Joachim Nagel hält eine Rede bei der Luwig-Erhard-Lecture in Berlin ©Mark Bollhorst

Nagel: Digitaler Wandel muss zum Wohlstandsmotor werden

Bundesbankpräsident Joachim Nagel zufolge könnten von der Digitalisierung noch erhebliche Impulse für Wachstum und Wohlstand ausgehen. Diese Chancen gelte es zu nutzen. Der digitale Wandel muss zum Wohlstandsmotor werden, sagte er bei der Ludwig-Erhard-Lecture der Initiative Neue Soziale Marktwirtschaft in Berlin. Gelingen kann dies, wenn die digitale Transformation mit Offenheit für neue Ideen und Raum für innovative Lösungen angegangen wird, so Nagel mit Blick auf die Chancen, die durch die Nutzung neuer digitaler Technologien wie Künstliche Intelligenz (KI) entstehen. Hierzu müssten innovationsfreudige Unternehmerinnen und Unternehmer und ein Staat, der ihnen den passenden Rahmen setze, zusammenkommen. Es gebe eine Reihe von Stellschrauben, an denen gedreht werden könne, um das Umfeld attraktiver zu machen. Dazu gehörten eine gut ausgebaute digitale Infrastruktur und eine innovationsfreundliche Regulierung. Klare Regeln für die Nutzung von Daten und KI-Systemen sowie ein besserer Zugang zu Daten zu Forschungszwecken seien hierfür bedeutend, so Nagel. 

 Marktmacht großer Tech-Player könnte zunehmen

Joachim Nagel betonte zudem die Wichtigkeit eines geeigneten Ordnungsrahmens für funktionierenden Wettbewerb. Er muss wirtschaftliche Macht begrenzen und den Missbrauch von Marktmacht verhindern, sagte er. In der digitalen Ökonomie ergeben sich hierbei neue Herausforderungen. So gebe es einerseits zahllose kleine Start-ups und massiven Wettbewerb, andererseits aber die großen Plattformen der „BigTechs“. Durch KI könnte die Marktmacht der großen Player sogar noch zunehmen, sagte Nagel. So verfügten die etablierten Unternehmen über die notwendige Rechenleistung, um mittels KI Daten zu verarbeiten und auf neue Weise zu verknüpfen. Zudem seien sie in Besitz großer Datenbestände, mit denen sie KI-Modelle trainieren und auf ihre Kundengruppen zuschneiden könnten. Politik und Wettbewerbshüter müssen hier besonders wachsam sein, sagte Nagel. Es sei vor allem wichtig, die Barrieren zum Markteintritt niedrig zu halten. 

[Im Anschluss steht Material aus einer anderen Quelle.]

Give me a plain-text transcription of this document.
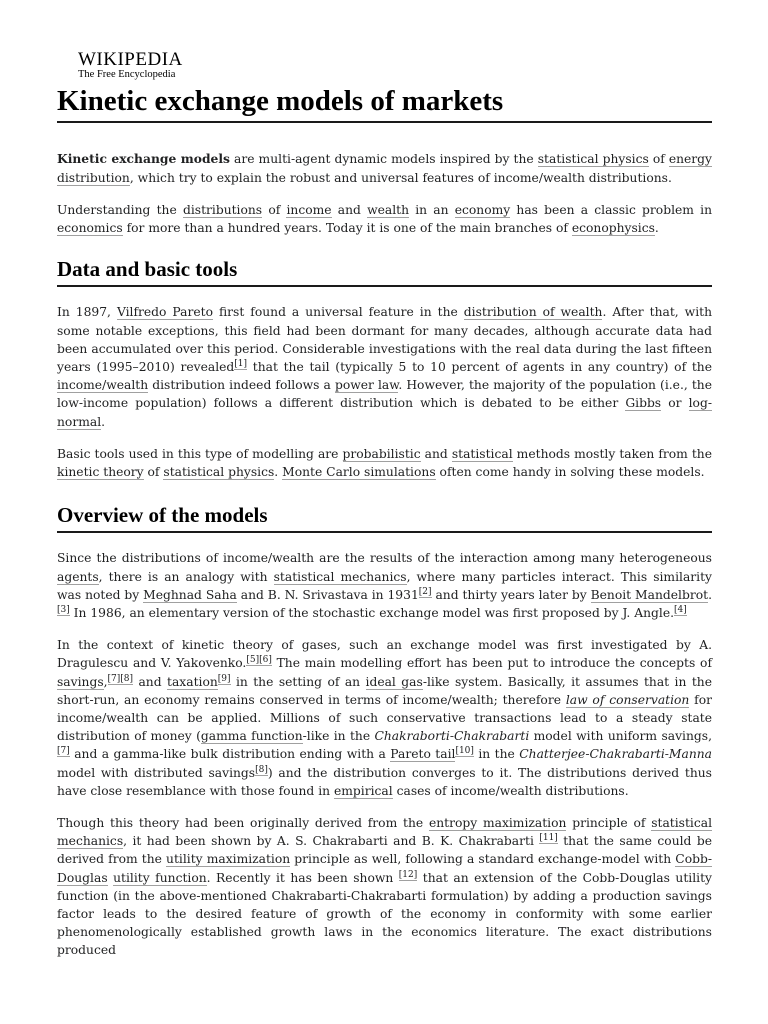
WIKIPEDIA
The Free Encyclopedia
Kinetic exchange models of markets

Kinetic exchange models are multi-agent dynamic models inspired by the statistical physics of energy distribution, which try to explain the robust and universal features of income/wealth distributions.

Understanding the distributions of income and wealth in an economy has been a classic problem in economics for more than a hundred years. Today it is one of the main branches of econophysics.

Data and basic tools

In 1897, Vilfredo Pareto first found a universal feature in the distribution of wealth. After that, with some notable exceptions, this field had been dormant for many decades, although accurate data had been accumulated over this period. Considerable investigations with the real data during the last fifteen years (1995–2010) revealed[1] that the tail (typically 5 to 10 percent of agents in any country) of the income/wealth distribution indeed follows a power law. However, the majority of the population (i.e., the low-income population) follows a different distribution which is debated to be either Gibbs or log-normal.

Basic tools used in this type of modelling are probabilistic and statistical methods mostly taken from the kinetic theory of statistical physics. Monte Carlo simulations often come handy in solving these models.

Overview of the models

Since the distributions of income/wealth are the results of the interaction among many heterogeneous agents, there is an analogy with statistical mechanics, where many particles interact. This similarity was noted by Meghnad Saha and B. N. Srivastava in 1931[2] and thirty years later by Benoit Mandelbrot.[3] In 1986, an elementary version of the stochastic exchange model was first proposed by J. Angle.[4]

In the context of kinetic theory of gases, such an exchange model was first investigated by A. Dragulescu and V. Yakovenko.[5][6] The main modelling effort has been put to introduce the concepts of savings,[7][8] and taxation[9] in the setting of an ideal gas-like system. Basically, it assumes that in the short-run, an economy remains conserved in terms of income/wealth; therefore law of conservation for income/wealth can be applied. Millions of such conservative transactions lead to a steady state distribution of money (gamma function-like in the Chakraborti-Chakrabarti model with uniform savings,[7] and a gamma-like bulk distribution ending with a Pareto tail[10] in the Chatterjee-Chakrabarti-Manna model with distributed savings[8]) and the distribution converges to it. The distributions derived thus have close resemblance with those found in empirical cases of income/wealth distributions.

Though this theory had been originally derived from the entropy maximization principle of statistical mechanics, it had been shown by A. S. Chakrabarti and B. K. Chakrabarti [11] that the same could be derived from the utility maximization principle as well, following a standard exchange-model with Cobb-Douglas utility function. Recently it has been shown [12] that an extension of the Cobb-Douglas utility function (in the above-mentioned Chakrabarti-Chakrabarti formulation) by adding a production savings factor leads to the desired feature of growth of the economy in conformity with some earlier phenomenologically established growth laws in the economics literature. The exact distributions produced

Digitaler Euro ist logischer Schritt

Zudem sollen Nagel zufolge die digitalen Kompetenzen der Menschen gefördert werden. Weil in vielen Berufen einzelne Tätigkeiten nun automatisiert werden könnten, dürfte KI viele Berufsbilder verändern. Damit der Wandel vor allem als Chance und nicht als Bedrohung empfunden werde, seien Bildung und Offenheit für Neues zentral. Der Staat solle die Digitalisierung aber auch nutzen, um selbst effizienter und leistungsfähiger zu werden, so Nagel weiter. Konsequent digitalisierte Verwaltungsprozesse könnten sich ihm zufolge doppelt auszahlen. Durch einfachere Kommunikation und besser vernetzte Behörden könnte der Aufwand sowohl der Verwaltung als auch der Unternehmen sinken, so Nagel. Die Bundesbank übernehme als Zentralbank ihren Part und setze sich dafür ein, dass die Chancen der Digitalisierung im Zahlungsverkehr genutzt werden können. Den digitalen Euro halte er in diesem Rahmen für einen wichtigen und logischen Schritt. 

Risiken für die Inflation

Bei seiner Rede ging der Bundesbankpräsident zudem auf die aktuelle Geldpolitik im Euroraum ein. Unsere straffe Geldpolitik wirkt, aber wir dürfen nicht zu früh nachlassen, sagte er. Vielmehr müssten die Leitzinsen nun ausreichend lange auf einem ausreichend hohen Niveau liegen. Ob die Zinsen schon ihren Hochpunkt erreicht haben, lasse sich noch nicht sagen. Der EZB-Rat werde weiterhin strikt datenabhängig entscheiden. Für die Inflation bestünden derzeit verschiedene Aufwärtsrisiken. So könnten die geopolitischen Spannungen in Nahost die Energiepreise nach oben treiben und die mittelfristigen Aussichten unsicherer machen. Unser geldpolitischer Kurs muss sicherstellen, dass die Inflation auf 2 Prozent zurückkehrt, sagte Nagel abschließend.